Personal life
- Born: Uri Shraga Mayerfeld Vineland, New Jersey
- Spouse: Esther Mayerfeld (Friedler)
- Parent(s): Manfred Mayerfeld and Else (Lustig) Mayerfeld
- Occupation: Rosh Yeshiva

Religious life
- Religion: Judaism

Jewish leader
- Predecessor: Rabbi Gavriel Ginsburg
- Yeshiva: Yeshivas Ner Yisroel of Toronto
- Position: Rosh Yeshiva
- Residence: Vaughan, Ontario
- Semikhah: Beis Medrash Govoha

= Uri Mayerfeld =

21st-century Canadian Rosh Yeshiva

Uri Shraga Mayerfeld is a Rabbi and posek in Canada. He is the current Rosh Yeshiva (headmaster) of Yeshivas Ner Yisroel of Toronto in Toronto, Ontario.

== Biography ==
Rabbi Mayerfeld was born in Vineland, New Jersey. His father, Manfred Mayerfeld, was in the poultry business and was an active member of the Vineland Jewish community.

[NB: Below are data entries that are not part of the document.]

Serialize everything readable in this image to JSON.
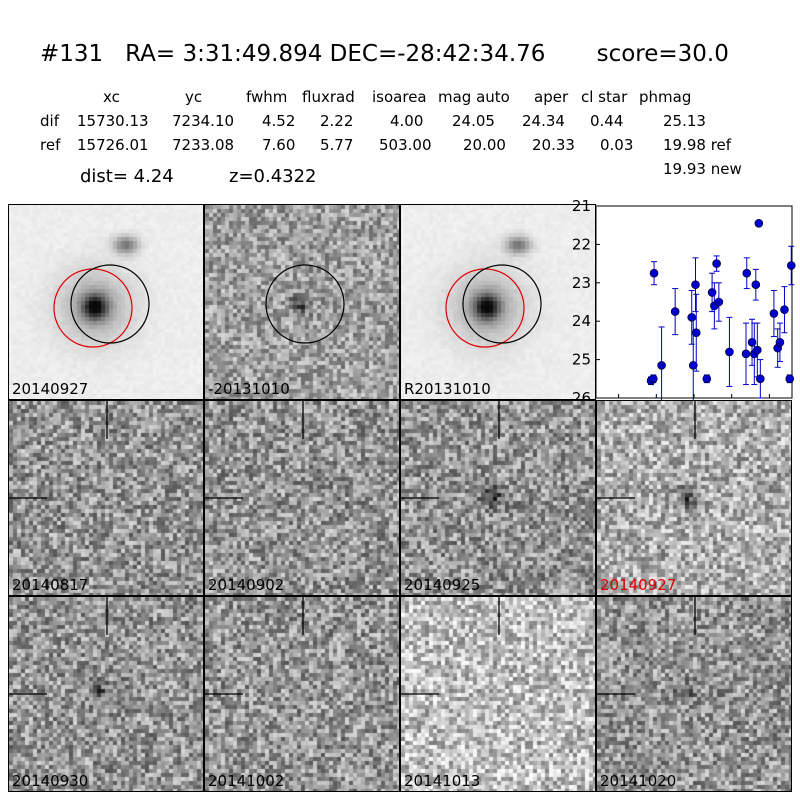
{
  "header": {
    "title": "#131   RA= 3:31:49.894 DEC=-28:42:34.76       score=30.0",
    "columns": [
      "xc",
      "yc",
      "fwhm",
      "fluxrad",
      "isoarea",
      "mag auto",
      "aper",
      "cl star",
      "phmag"
    ],
    "dif_label": "dif",
    "dif_values": [
      "15730.13",
      "7234.10",
      "4.52",
      "2.22",
      "4.00",
      "24.05",
      "24.34",
      "0.44",
      "25.13"
    ],
    "ref_label": "ref",
    "ref_values": [
      "15726.01",
      "7233.08",
      "7.60",
      "5.77",
      "503.00",
      "20.00",
      "20.33",
      "0.03",
      "19.98 ref"
    ],
    "new_phmag": "19.93 new",
    "dist": "dist=  4.24",
    "z": "z=0.4322"
  },
  "top_panels": [
    {
      "label": "20140927"
    },
    {
      "label": "-20131010"
    },
    {
      "label": "R20131010"
    }
  ],
  "stamps": [
    {
      "label": "20140817",
      "highlight": false
    },
    {
      "label": "20140902",
      "highlight": false
    },
    {
      "label": "20140925",
      "highlight": false
    },
    {
      "label": "20140927",
      "highlight": true
    },
    {
      "label": "20140930",
      "highlight": false
    },
    {
      "label": "20141002",
      "highlight": false
    },
    {
      "label": "20141013",
      "highlight": false
    },
    {
      "label": "20141020",
      "highlight": false
    }
  ],
  "colors": {
    "highlight": "#e00000",
    "points": "#0000cc",
    "ref_circle": "#e00000"
  },
  "chart_data": {
    "type": "scatter",
    "title": "",
    "xlabel": "",
    "ylabel": "",
    "xlim": [
      -130,
      130
    ],
    "ylim": [
      26,
      21
    ],
    "y_inverted": true,
    "xticks": [
      "-100",
      "-50",
      "0",
      "50",
      "100"
    ],
    "yticks": [
      "21",
      "22",
      "23",
      "24",
      "25",
      "26"
    ],
    "points": [
      {
        "x": -57,
        "y": 25.55,
        "err": 0.1
      },
      {
        "x": -54,
        "y": 25.5,
        "err": 0.1
      },
      {
        "x": -53,
        "y": 22.75,
        "err": 0.3
      },
      {
        "x": -43,
        "y": 25.15,
        "err": 1.0
      },
      {
        "x": -25,
        "y": 23.75,
        "err": 0.6
      },
      {
        "x": -3,
        "y": 23.9,
        "err": 0.7
      },
      {
        "x": -1,
        "y": 25.15,
        "err": 1.2
      },
      {
        "x": 2,
        "y": 23.05,
        "err": 0.7
      },
      {
        "x": 3,
        "y": 24.3,
        "err": 1.0
      },
      {
        "x": 17,
        "y": 25.5,
        "err": 0.1
      },
      {
        "x": 24,
        "y": 23.25,
        "err": 0.5
      },
      {
        "x": 27,
        "y": 23.6,
        "err": 0.6
      },
      {
        "x": 30,
        "y": 22.5,
        "err": 0.2
      },
      {
        "x": 33,
        "y": 23.5,
        "err": 0.5
      },
      {
        "x": 47,
        "y": 24.8,
        "err": 0.9
      },
      {
        "x": 69,
        "y": 24.85,
        "err": 0.8
      },
      {
        "x": 70,
        "y": 22.75,
        "err": 0.4
      },
      {
        "x": 77,
        "y": 24.55,
        "err": 0.6
      },
      {
        "x": 80,
        "y": 24.85,
        "err": 0.8
      },
      {
        "x": 82,
        "y": 23.05,
        "err": 0.4
      },
      {
        "x": 84,
        "y": 24.75,
        "err": 0.7
      },
      {
        "x": 86,
        "y": 21.45,
        "err": 0.05
      },
      {
        "x": 88,
        "y": 25.5,
        "err": 0.5
      },
      {
        "x": 106,
        "y": 23.8,
        "err": 0.6
      },
      {
        "x": 111,
        "y": 24.7,
        "err": 0.5
      },
      {
        "x": 114,
        "y": 24.55,
        "err": 0.5
      },
      {
        "x": 120,
        "y": 23.7,
        "err": 0.6
      },
      {
        "x": 127,
        "y": 25.5,
        "err": 0.1
      },
      {
        "x": 129,
        "y": 22.55,
        "err": 0.5
      }
    ]
  }
}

In his early years, Rabbi Mayerfeld studied in Philadelphia Yeshiva under the tutelage of Rabbi Shmuel Kamenetsky and Rabbi Elya Svei, and in Brisk yeshiva under the tutelage of Rabbi Berel Soloveitchik. He also studied under Rabbi Shneur Kotler and Rabbi Nosson Wachtfogel, and received smicha (rabbinic ordination) in 1971 from their yeshiva Beth Medrash Govoha of Lakewood, New Jersey.

When Rabbi Mayerfeld joined the Ner Yisroel faculty, he was a high school rebbi (religious studies teacher). He was promoted to Rosh Yeshiva after the death of the former Rosh Yeshiva, Rabbi Dov Gavriel Ginsburg.

Currently, Rabbi Mayerfeld is an active leader of the Toronto Jewish community. He leads a daf yomi (Talmud) class for the general public and frequently speaks at public Jewish events.